RNA-seq analysis revealed that more genes were downregulated than upregulated in both groups (T1 and T2) at 72 hours post-infection. Canonical pathway analysis identified "Granulocyte Adhesion and Diapedesis," "T helper cell differentiation," and "Role of pattern recognition receptors" as significantly affected pathways. The Th17 activation pathway was activated at all time points. Notably, epithelial-processed MAP (group T2) induced a prolonged Th17 response, with significantly higher expression of IL-17A and IL-17F at 120 hours post-infection compared to direct MAP infection (group T1). This prolonged Th17 response was confirmed by qPCR and ELISA. Downregulation of cell surface receptors (MHC class II, TLR2, TLR4, CD40, FcyR, TREM2) was observed in both groups, particularly at 72 hours post-infection, suggesting a mechanism for MAP immune evasion. Suppression of the LXR/RXR pathway, involved in cholesterol metabolism, was also observed in both groups, indicating a potential mechanism for MAP survival by altering host lipid metabolism. Genes involved in cholesterol transport (ABCA1, ABCG1, APOE) were downregulated.

This study's findings highlight the importance of the epithelial barrier in MAP infection and its impact on host immune responses. The prolonged Th17 response induced by epithelial-processed MAP suggests a potential role for this pathway in both MAP persistence and host defense against excessive inflammation. The observed downregulation of cell surface receptors in phagocytes suggests a mechanism by which MAP evades immune recognition and killing. The suppression of the LXR/RXR pathway, influencing cholesterol metabolism, likely contributes to MAP intracellular survival and replication. These findings provide valuable insights into the complex interplay between MAP and the bovine immune system, emphasizing the role of epithelial processing in shaping the infection course.

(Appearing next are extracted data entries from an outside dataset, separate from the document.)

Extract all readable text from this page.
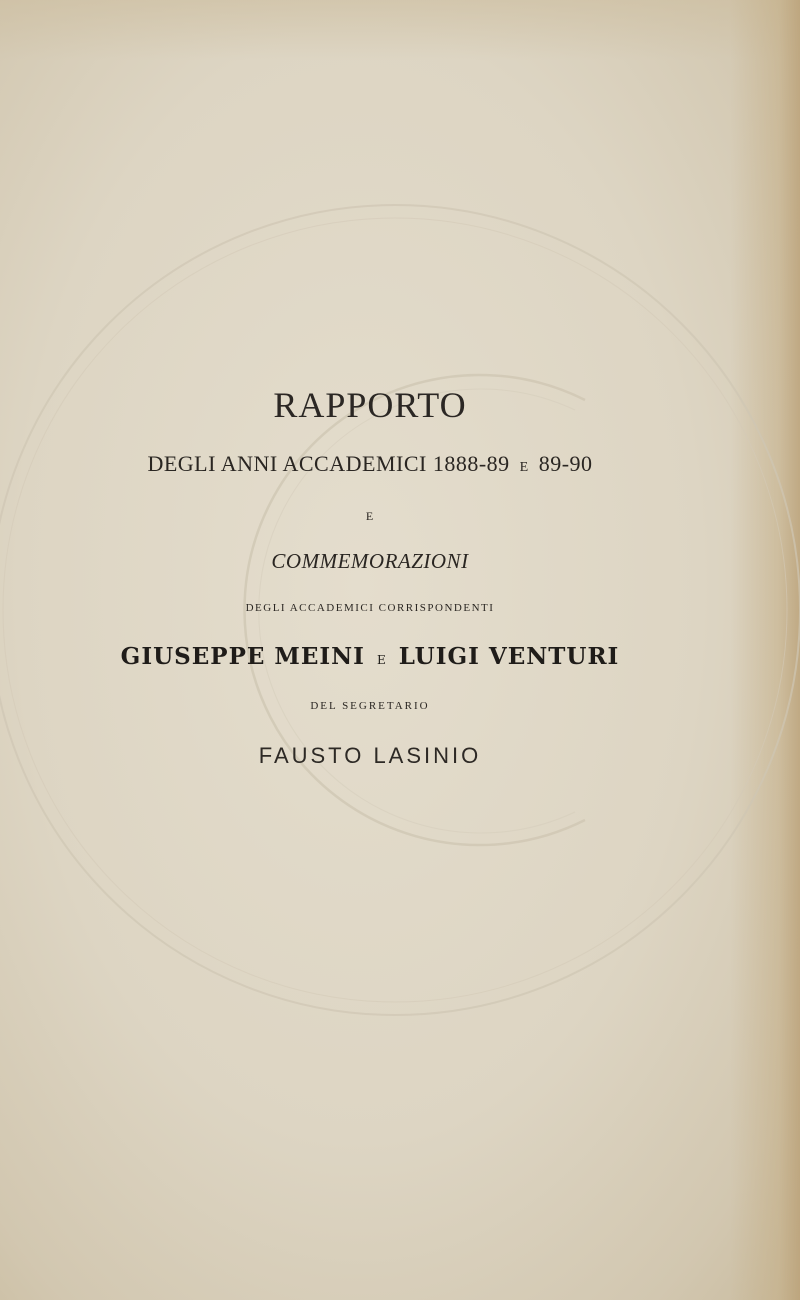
RAPPORTO
DEGLI ANNI ACCADEMICI 1888-89 E 89-90
E
COMMEMORAZIONI
DEGLI ACCADEMICI CORRISPONDENTI
GIUSEPPE MEINI E LUIGI VENTURI
DEL SEGRETARIO
FAUSTO LASINIO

This study demonstrates that epithelial processing of MAP significantly influences the host immune response, leading to a prolonged Th17 response and suppression of phagocytic maturation. These findings suggest dual mechanisms for MAP persistence: prolonged Th17-mediated inflammation and evasion of the host's innate immune system. Future research should focus on identifying the specific bacterial factors involved in the altered immune response to epithelial-processed MAP and clarifying whether the observed Th17 response is primarily a protective or pathogenic mechanism.

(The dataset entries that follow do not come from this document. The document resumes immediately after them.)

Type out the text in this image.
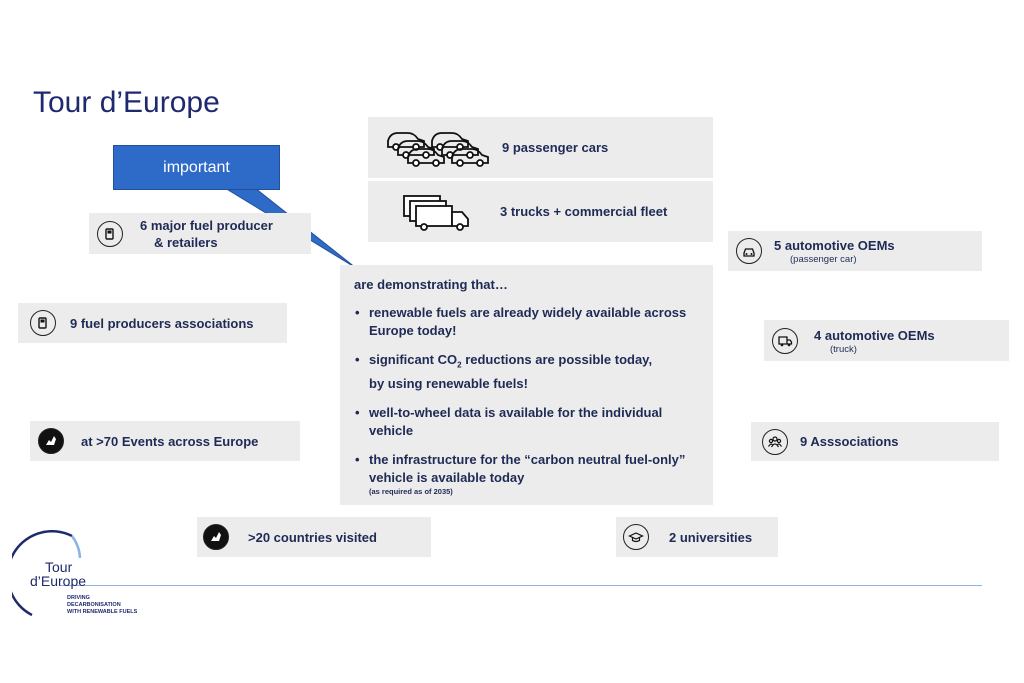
Tour d’Europe
important
9 passenger cars
3 trucks + commercial fleet
6 major fuel producer
& retailers
9 fuel producers associations
at >70 Events across Europe
>20 countries visited
5 automotive OEMs
(passenger car)
4 automotive OEMs
(truck)
9 Asssociations
2 universities
are demonstrating that…
• renewable fuels are already widely available across Europe today!
• significant $CO_2$ reductions are possible today,
by using renewable fuels!
• well-to-wheel data is available for the individual vehicle
• the infrastructure for the “carbon neutral fuel-only” vehicle is available today
(as required as of 2035)
Tour
d’Europe
DRIVING
DECARBONISATION
WITH RENEWABLE FUELS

This study was conducted using an in vitro model, which might not fully replicate the complexities of in vivo infection. The use of a single bovine source for PBMCs limits the generalizability of the results. Further research with a larger sample size and multiple animal sources is warranted. The precise mechanism by which epithelial processing alters MAP's ability to induce a prolonged Th17 response remains to be fully elucidated. More detailed investigation into the bacterial factors contributing to this phenomenon is necessary.